PLoS ONE (Jan 2022)
A nonlinear correlation measure with applications to gene expression data
Abstract
Nonlinear correlation exists in many types of biomedical data. Several types of pairwise gene expression in humans and other organisms show nonlinear correlation across time, e.g., genes involved in human T helper (Th17) cells differentiation, which motivated this study. The proposed procedure, called Kernelized correlation (Kc), first transforms nonlinear data on the plane via a function (kernel, usually nonlinear) to a high-dimensional (Hilbert) space. Next, we plug the transformed data into a classical correlation coefficient, e.g., Pearson’s correlation coefficient (r), to yield a nonlinear correlation measure. The algorithm to compute Kc is developed and the R code is provided online. In three simulated nonlinear cases, when noise in data is moderate, Kc with the RBF kernel (Kc-RBF) outperforms Pearson’s r and the well-known distance correlation (dCor).

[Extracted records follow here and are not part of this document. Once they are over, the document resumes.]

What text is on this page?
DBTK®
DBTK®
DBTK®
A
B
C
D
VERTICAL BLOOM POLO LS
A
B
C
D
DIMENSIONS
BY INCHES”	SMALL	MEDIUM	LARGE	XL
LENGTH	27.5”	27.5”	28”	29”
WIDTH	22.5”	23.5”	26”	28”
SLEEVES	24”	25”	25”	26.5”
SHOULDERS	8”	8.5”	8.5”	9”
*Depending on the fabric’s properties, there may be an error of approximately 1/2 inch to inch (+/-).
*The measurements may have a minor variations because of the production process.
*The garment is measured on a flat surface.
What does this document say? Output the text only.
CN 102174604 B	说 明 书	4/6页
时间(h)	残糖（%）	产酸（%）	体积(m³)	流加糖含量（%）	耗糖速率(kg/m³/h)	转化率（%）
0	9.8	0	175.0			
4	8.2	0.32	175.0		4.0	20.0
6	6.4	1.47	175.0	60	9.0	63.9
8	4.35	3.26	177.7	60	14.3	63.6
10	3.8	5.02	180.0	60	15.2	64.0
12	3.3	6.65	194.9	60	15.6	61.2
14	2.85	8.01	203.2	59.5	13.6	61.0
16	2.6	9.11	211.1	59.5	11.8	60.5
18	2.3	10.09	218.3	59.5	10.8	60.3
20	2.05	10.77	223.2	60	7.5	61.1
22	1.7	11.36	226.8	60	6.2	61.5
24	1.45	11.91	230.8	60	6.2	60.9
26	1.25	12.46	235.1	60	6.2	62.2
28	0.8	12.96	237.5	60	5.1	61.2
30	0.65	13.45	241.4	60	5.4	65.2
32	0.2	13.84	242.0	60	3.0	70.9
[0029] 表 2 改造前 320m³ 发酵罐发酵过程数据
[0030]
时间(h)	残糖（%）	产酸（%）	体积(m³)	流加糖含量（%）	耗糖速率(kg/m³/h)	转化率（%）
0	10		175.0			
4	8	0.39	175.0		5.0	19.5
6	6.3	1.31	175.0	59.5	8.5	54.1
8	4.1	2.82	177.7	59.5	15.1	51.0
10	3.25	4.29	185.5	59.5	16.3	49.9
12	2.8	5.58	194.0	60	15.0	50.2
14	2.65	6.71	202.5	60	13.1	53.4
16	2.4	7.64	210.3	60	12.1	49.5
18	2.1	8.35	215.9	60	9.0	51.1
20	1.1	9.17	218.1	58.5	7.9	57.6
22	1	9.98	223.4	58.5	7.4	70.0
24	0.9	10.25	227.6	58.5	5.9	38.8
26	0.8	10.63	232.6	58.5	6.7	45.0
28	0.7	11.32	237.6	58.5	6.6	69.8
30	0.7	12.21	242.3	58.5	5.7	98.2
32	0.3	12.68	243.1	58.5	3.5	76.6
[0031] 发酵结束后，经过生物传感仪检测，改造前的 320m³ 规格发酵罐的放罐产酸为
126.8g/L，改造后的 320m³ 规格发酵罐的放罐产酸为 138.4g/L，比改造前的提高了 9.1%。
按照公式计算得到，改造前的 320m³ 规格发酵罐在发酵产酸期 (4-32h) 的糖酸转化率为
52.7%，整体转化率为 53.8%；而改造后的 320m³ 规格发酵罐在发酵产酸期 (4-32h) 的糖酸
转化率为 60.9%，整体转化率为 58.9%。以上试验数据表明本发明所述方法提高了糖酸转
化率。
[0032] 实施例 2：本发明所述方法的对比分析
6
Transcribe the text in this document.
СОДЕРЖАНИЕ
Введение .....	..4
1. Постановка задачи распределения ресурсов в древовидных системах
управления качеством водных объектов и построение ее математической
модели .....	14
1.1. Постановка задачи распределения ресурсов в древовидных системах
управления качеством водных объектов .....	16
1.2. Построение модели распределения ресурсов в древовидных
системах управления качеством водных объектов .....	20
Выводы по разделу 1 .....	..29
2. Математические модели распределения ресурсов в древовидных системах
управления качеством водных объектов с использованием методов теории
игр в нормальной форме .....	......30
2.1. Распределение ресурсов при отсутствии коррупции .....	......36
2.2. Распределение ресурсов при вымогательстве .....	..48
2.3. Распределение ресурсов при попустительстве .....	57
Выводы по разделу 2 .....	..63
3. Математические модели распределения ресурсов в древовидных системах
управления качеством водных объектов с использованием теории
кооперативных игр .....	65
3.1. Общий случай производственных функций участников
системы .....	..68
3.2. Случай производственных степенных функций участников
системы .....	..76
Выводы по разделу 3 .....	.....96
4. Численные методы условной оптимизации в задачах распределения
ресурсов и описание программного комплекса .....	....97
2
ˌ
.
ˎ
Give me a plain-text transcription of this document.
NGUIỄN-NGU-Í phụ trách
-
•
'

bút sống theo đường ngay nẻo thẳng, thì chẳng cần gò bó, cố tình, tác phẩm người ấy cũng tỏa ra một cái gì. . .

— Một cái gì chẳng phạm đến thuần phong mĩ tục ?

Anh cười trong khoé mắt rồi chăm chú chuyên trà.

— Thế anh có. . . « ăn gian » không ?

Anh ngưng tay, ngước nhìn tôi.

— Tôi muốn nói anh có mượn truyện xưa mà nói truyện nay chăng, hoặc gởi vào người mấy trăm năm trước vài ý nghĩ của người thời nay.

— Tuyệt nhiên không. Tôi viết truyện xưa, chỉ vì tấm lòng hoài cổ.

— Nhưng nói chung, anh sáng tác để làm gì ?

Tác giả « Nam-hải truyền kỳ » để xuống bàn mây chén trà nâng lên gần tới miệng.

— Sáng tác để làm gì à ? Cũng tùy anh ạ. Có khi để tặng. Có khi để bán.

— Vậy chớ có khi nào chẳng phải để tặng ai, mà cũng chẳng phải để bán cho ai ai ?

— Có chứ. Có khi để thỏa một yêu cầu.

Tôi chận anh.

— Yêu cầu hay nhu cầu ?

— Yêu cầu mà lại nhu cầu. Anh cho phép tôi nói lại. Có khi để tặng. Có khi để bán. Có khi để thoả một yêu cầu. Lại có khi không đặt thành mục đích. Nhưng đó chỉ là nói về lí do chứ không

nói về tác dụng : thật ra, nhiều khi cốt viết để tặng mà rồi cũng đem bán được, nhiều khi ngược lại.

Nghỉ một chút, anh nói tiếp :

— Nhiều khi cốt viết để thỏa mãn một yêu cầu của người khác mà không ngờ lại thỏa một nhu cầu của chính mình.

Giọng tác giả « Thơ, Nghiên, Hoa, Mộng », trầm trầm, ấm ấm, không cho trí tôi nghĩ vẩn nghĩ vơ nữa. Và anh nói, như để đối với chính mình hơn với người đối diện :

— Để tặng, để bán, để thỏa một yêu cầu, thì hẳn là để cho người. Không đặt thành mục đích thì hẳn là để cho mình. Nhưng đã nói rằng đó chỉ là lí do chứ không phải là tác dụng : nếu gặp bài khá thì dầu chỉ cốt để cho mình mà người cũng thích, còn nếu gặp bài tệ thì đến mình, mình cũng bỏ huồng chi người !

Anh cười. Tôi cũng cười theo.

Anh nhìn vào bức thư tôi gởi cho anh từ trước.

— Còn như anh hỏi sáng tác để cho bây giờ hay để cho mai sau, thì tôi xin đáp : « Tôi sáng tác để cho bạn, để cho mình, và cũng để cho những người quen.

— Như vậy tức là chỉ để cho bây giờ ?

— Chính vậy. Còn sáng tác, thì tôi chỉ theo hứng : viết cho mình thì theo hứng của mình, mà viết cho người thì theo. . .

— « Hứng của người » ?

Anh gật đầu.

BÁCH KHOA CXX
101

However, when noise in data is low, Pearson’s r and dCor perform slightly better than (equivalently to) Kc-RBF in Case 1 and 3 (in Case 2); Kendall’s tau performs worse than the aforementioned measures in all cases. In Application 1 to discover genes involved in the early Th17 cell differentiation, Kc is shown to detect the nonlinear correlations of four genes with IL17A (a known marker gene), while dCor detects nonlinear correlations of two pairs, and DESeq fails in all these pairs. Next, Kc outperforms Pearson’s and dCor, in estimating the nonlinear correlation of negatively correlated gene pairs in yeast cell cycle regulation. In conclusion, Kc is a simple and competent procedure to measure pairwise nonlinear correlations.